Horace, Satires 2.3.1-3

“This is the common fault of all singers: when they are asked to sing, among their friends, they can never summon up the courage to do it; but when no one asks for a song, they just cannot stop singing.”

Omnibus hoc vitium est cantoribus, inter amicos

ut numquam inducant animum cantare rogati, 

iniussi numquam desistant. 

6 thoughts on “Horace, Satires 2.3.1-3

  1. This rather ties in with the previous post on friendship in Lysis. Hippothales’ friend complains
    καὶ ὅ ἐστιν τούτων δεινότερον, ὅτι καὶ ᾁδει εἰς τὰ παιδικὰ φωνῇ θαυμασίᾳ, ἣν ἡμᾶς δεῖ ἀκούοντας ἀνέχεσθαι.
    And what is more dreadful, he actually sings about the object of his love with an awful voice which we have to endure hearing.
    Plat. Lysis 204

      1. I suppose the modern day equivalent would be the plague of singer-guitarists that sets upon major cities and college campuses.

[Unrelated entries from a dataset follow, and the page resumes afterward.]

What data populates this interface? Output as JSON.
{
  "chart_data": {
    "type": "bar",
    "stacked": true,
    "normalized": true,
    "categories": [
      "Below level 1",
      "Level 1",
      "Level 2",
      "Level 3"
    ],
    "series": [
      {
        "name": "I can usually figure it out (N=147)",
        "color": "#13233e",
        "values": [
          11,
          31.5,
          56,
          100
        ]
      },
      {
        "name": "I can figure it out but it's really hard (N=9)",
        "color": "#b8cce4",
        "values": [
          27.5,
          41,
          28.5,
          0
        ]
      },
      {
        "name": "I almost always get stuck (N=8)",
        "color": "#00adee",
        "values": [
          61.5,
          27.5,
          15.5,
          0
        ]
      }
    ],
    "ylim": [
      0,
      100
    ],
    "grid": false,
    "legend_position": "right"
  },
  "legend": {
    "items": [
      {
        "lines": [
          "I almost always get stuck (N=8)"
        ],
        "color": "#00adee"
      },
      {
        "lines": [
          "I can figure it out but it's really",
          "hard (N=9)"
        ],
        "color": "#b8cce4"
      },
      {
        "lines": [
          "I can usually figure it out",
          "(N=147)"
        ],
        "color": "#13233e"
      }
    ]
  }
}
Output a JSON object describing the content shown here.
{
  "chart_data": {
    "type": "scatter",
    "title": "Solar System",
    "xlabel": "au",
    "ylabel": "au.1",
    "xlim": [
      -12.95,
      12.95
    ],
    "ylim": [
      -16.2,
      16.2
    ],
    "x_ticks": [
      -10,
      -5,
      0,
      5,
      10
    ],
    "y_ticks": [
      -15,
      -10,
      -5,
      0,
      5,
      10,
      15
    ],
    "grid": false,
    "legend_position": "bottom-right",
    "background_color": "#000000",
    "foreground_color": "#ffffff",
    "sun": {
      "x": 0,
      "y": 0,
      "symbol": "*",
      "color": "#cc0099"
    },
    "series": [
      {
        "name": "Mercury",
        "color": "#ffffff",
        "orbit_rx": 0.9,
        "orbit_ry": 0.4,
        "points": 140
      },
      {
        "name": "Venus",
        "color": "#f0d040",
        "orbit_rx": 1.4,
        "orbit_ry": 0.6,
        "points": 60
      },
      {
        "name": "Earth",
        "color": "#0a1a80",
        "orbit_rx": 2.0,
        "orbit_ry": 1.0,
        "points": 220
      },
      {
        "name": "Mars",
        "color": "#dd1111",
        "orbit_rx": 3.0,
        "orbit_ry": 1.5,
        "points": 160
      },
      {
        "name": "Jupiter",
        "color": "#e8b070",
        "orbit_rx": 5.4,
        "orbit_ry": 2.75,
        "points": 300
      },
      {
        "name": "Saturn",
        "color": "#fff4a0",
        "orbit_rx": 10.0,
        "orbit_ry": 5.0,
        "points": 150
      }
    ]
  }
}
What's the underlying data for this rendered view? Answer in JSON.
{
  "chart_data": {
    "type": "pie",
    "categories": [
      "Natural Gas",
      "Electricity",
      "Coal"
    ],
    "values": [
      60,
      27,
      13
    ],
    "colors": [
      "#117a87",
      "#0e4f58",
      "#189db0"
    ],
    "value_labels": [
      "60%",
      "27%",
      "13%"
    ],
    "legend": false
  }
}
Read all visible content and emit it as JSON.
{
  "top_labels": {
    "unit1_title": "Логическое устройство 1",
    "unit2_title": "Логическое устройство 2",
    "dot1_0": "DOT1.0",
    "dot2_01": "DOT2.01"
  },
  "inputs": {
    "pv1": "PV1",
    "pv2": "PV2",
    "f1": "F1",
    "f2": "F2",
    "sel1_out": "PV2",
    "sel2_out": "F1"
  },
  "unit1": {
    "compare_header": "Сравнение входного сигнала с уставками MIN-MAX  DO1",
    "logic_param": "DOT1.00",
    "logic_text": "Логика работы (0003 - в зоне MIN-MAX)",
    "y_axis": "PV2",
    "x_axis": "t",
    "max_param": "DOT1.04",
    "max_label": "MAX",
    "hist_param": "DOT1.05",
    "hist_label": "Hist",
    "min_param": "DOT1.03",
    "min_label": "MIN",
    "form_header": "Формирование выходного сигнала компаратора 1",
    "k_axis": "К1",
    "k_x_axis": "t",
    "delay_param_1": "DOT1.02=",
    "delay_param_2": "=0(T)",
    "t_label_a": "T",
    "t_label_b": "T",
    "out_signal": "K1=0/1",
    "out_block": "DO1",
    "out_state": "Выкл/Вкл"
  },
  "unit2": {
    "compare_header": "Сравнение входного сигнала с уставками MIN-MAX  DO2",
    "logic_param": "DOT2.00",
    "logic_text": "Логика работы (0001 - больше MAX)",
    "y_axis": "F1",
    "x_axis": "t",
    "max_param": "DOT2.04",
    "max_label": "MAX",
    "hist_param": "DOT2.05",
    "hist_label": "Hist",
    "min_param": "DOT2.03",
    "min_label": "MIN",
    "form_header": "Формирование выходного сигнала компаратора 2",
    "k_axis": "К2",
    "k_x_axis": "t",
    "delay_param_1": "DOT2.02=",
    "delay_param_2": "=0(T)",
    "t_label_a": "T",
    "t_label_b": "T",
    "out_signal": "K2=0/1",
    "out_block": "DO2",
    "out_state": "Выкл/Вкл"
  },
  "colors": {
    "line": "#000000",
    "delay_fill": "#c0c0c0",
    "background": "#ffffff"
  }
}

        (And, as an offender earlier in my life, I can say as much.)

  2. And this one from the Greek anthology

    νυκτικόραξ ᾁδει θανατηφόρον ἀλλ᾽ ὅταν ᾄσῃ
    Δημόφιλος, θνήσκει καὐτὸς ὁ νυκτικόραξ.

    The night raven sings a deadly song
    But when Demophilus sings it is the night raven that dies.